I consider restarting my boat, making a desperate run for it, but logic prevails. He'd catch me in minutes in that high-powered craft. Better to face him with dignity than be dragged back like a runaway child.

"Going somewhere?" Knox calls as his boat pulls alongside mine, his voice deceptively casual despite the anger radiating from every line of his body.

"Away from you," I respond, lifting my chin defiantly. "You left the island. Apparently your imprisonment rules only apply to me, not to you."

"I left to handle a situation that couldn't be resolved remotely," he says, stepping from his boat to mine with a grace that belies the difficulty of the maneuver. "You're trying to escape our future."

"I'm trying to escape being treated like property," I counter, backing away as he advances toward me in the confined space of the small boat. "Like something you can lock away whenever you please."

His hand shoots out, fingers wrapping around my wrist in an unbreakable grip. "You know that's not what this is."

"Do I?" I try to wrench free, but it's like trying to break steel with my bare hands. "Because from where I'm standing, it looks exactly like imprisonment."

"Protection," he corrects, pulling me against his chest with enough force to knock the breath from my lungs. "From yourself. From your stubborn determination to run from what you know is right."

"You don't get to decide what's right for me!" I push against his chest, fury making me reckless. "Let me go, Knox! Now!"

Instead of releasing me, he lifts me bodily, ignoring my struggles as he transfers me to the speedboat. My fists against his shoulders might as well be raindrops for all the impact they make.

"Put me down!" I demand, my voice rising with each word. "This is kidnapping! Again!"

"This is me bringing you home," he counters, depositing me on the seat of the speedboat with more gentleness than I expect given his obvious anger. "Where you and our child belong."

Before I can respond, he's secured me with one arm while using the other to start the speedboat's engine. The service boat I commandeered is left adrift as Knox pilots us back toward the island, my escape attempt thwarted as completely as if it never happened.

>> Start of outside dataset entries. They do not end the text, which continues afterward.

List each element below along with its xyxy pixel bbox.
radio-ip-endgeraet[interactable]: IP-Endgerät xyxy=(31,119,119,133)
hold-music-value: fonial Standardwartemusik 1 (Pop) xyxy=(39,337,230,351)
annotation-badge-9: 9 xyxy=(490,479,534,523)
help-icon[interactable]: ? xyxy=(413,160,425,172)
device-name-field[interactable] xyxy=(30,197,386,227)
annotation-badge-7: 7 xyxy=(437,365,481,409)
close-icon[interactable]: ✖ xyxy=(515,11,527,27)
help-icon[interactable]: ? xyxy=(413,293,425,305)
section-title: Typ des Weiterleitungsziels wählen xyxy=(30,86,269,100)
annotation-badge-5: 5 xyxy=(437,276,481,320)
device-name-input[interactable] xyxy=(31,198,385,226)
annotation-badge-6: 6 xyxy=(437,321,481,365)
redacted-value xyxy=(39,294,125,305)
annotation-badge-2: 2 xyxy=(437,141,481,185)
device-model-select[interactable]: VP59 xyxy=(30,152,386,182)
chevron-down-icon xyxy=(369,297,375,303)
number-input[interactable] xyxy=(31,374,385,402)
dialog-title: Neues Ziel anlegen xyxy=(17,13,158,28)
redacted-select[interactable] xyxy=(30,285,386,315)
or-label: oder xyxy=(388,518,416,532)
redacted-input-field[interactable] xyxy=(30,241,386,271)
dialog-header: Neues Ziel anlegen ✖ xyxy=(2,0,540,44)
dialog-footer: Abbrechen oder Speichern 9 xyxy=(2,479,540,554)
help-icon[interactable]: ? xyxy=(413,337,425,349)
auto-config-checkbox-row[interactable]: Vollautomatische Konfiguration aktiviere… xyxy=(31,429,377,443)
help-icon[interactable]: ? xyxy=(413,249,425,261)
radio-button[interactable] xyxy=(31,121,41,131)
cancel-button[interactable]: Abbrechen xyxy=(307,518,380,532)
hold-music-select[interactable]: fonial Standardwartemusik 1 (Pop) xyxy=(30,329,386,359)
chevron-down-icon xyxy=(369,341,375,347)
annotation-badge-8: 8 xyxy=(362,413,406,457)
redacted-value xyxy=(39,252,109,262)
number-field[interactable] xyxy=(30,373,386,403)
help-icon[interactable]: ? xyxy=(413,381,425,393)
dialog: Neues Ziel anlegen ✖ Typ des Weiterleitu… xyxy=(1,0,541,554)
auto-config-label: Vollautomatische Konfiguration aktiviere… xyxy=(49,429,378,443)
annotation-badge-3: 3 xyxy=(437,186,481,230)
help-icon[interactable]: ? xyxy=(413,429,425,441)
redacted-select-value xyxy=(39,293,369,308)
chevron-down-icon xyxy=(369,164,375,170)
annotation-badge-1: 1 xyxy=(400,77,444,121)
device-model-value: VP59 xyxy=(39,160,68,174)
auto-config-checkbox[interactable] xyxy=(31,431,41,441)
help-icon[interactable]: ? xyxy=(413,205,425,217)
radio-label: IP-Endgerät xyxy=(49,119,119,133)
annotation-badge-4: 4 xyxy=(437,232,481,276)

"How did you know?" I ask finally, my voice tight with defeat and lingering anger. "How did you know I'd try to escape today?"

His laugh holds no humor. "Because I know you, Seraphina. Better than you know yourself sometimes. I knew the moment I left the island, you'd see it as an opportunity. I just wasn't certain which exit you'd choose."

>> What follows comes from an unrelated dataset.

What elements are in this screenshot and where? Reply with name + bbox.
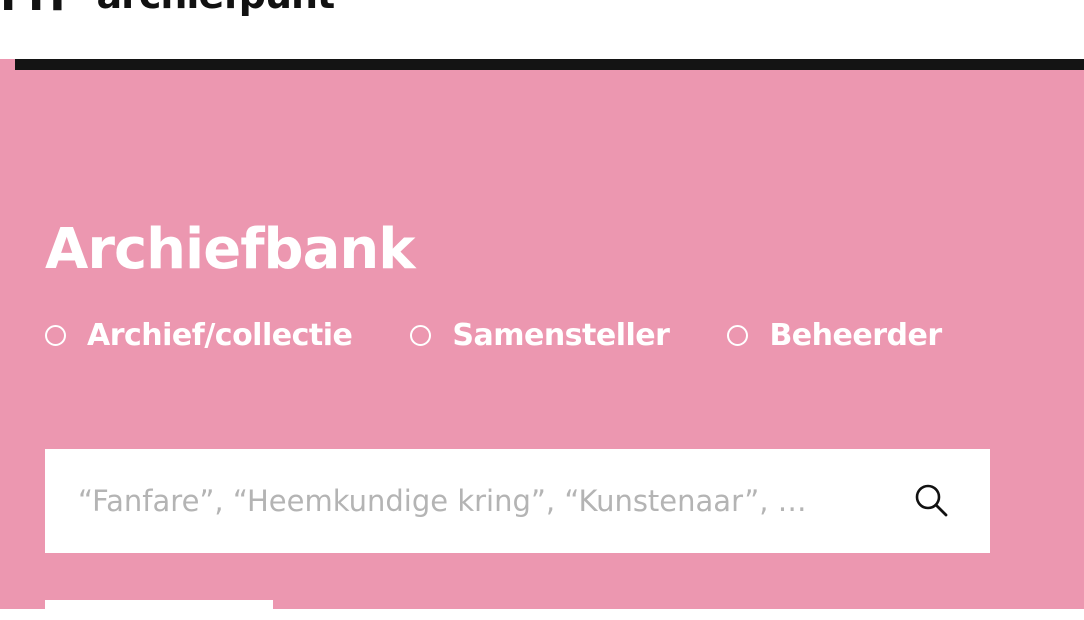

"So you were testing me," I realize, renewed anger flooding through me. "You never really left. This was all a setup."

"I did leave," he corrects. "Had business in New York that couldn't wait. But I returned specifically because I knew you'd try something like this." His arm tightens around me. "I'll always find you, angel. Always bring you back where you belong. The sooner you accept that, the easier this will be for both of us."

The speedboat slices through the water toward the main dock, the mansion looming above us on the hillside. My prison, my sanctuary, my torment.

"I hate you," I whisper, the words lacking conviction even to my own ears.

His lips brush my temple, surprisingly tender given the circumstances. "No, you don't. You hate how well I know you. How completely I see you. How impossible it is to hide from me." The boat slows as we approach the dock. "And most of all, you hate that part of you doesn't want to escape at all."

The worst part is, he's right. And we both know it.